The Trust founders were William and Charlotte Parks – a compassionate couple with a great devotion to animal welfare. When they first started discussing what sort of legacy they might leave, they were living just outside York, Maine and were already in their seventies. Charlotte had long been an animal activist (before that term was widely used!). She corresponded extensively with representatives from a number of organizations like John Walsh of WSPA, Dr. Barbara Orlans of the Scientists Center for Animal Welfare, Dr. Michael Fox of The Humane Society of the United States, Jim Mason of Animal’s Agenda – Animal Rights Network, Robert Brown of Food Animal Concerns Trust and Andrew Rowan.
Charlotte was interested in a wide range of animal issues to which she brought a keen intellect and a no nonsense approach. She was a generous benefactor but she wanted to understand how the monies would be used and how they would improve the status of animal welfare. All of us felt it was a great privilege to interact with Charlotte and William and we welcomed her questions and support.
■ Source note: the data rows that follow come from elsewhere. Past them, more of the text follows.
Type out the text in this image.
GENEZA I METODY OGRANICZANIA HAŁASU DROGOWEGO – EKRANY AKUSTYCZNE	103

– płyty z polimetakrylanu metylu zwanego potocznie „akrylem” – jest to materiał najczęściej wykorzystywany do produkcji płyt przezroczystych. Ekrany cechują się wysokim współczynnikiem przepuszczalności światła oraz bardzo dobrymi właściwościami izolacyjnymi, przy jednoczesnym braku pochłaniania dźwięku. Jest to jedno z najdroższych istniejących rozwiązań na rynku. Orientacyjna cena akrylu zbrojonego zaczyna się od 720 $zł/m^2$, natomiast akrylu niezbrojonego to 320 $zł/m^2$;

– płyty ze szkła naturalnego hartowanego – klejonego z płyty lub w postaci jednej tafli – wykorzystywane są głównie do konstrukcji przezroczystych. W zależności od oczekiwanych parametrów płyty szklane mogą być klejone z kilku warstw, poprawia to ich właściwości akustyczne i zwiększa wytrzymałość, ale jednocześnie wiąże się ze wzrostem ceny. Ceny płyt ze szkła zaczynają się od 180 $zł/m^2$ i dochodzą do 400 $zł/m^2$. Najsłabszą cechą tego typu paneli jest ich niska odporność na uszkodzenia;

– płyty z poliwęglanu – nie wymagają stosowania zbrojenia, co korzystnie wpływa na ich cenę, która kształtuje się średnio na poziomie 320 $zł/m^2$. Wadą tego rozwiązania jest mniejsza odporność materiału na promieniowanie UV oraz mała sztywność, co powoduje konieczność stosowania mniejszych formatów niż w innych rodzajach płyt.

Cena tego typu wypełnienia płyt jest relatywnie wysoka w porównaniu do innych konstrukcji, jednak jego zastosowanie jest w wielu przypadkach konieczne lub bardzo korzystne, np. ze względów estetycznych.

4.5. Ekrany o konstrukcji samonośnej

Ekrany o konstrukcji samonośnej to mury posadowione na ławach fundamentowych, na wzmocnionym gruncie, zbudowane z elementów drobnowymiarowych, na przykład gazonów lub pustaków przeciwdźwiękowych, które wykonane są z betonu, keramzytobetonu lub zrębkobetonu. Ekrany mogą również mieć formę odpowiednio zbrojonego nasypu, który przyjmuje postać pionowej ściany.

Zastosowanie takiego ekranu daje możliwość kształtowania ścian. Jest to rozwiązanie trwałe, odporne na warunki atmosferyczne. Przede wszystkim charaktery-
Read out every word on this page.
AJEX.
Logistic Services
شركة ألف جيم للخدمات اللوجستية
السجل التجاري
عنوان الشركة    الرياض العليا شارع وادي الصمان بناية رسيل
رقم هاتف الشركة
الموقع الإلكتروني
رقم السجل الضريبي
The big challenge for Charlotte and William as they determined how to set up their Trust was to ensure that the funds would continue to be used to support projects of which they would have approved had they been alive to personally consider them. The solution they came up with was to identify six organizations doing the sort of work they supported and then allocate 50% of the Trust’s annual giving to those six. The remaining funds would then be dispersed by a Grants Committee, consisting of representatives of the organizations named in the Trust deeds, to projects that met the objectives laid out in the Trust document.
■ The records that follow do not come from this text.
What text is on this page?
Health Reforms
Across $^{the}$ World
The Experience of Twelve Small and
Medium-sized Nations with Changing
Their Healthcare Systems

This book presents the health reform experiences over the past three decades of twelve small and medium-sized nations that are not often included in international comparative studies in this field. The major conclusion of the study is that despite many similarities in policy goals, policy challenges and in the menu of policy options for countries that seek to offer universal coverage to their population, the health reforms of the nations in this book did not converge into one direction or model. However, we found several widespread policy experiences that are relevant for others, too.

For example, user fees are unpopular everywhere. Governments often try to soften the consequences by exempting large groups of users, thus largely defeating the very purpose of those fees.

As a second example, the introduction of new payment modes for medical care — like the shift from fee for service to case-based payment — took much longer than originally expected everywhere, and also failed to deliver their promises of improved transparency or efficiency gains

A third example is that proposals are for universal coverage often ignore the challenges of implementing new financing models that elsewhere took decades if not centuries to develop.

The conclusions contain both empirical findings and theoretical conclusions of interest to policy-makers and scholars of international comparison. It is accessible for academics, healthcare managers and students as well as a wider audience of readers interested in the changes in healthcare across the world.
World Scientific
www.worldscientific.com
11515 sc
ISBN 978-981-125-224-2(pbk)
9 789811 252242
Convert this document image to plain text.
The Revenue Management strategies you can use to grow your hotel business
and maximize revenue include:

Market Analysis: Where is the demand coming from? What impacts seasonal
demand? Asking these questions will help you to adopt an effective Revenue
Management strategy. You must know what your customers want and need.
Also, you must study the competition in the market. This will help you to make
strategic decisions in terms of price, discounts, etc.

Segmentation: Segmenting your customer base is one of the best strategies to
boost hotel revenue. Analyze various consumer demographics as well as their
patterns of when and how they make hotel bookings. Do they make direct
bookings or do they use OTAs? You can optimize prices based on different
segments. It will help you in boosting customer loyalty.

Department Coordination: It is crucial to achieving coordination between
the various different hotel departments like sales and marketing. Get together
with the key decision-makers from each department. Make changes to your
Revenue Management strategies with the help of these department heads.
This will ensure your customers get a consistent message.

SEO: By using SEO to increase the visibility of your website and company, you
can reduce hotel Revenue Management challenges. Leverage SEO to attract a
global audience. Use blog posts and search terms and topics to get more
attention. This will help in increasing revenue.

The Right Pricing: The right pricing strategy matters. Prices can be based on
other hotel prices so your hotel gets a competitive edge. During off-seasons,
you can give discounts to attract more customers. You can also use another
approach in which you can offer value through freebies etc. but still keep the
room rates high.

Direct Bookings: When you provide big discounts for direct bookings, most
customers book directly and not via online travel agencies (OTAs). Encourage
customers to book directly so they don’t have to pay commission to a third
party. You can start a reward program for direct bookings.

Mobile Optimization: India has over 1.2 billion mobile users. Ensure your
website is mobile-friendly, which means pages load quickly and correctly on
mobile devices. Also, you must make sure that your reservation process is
William and Charlotte Parks devised an excellent mechanism to ensure that the funds would go to appropriate projects of which they would have approved. In contrast, a number of other trusts established to support animal welfare before and since the Parks Trust’s formation have not honored their founders’ wishes (as laid out in the original documents establishing those trusts). The Parks Trust, on the other hand, despite many changes in the membership of the Grants Committee, continues to support animal welfare projects and ensure, to the greatest extent possible, that the intentions of William and Charlotte Parks are followed.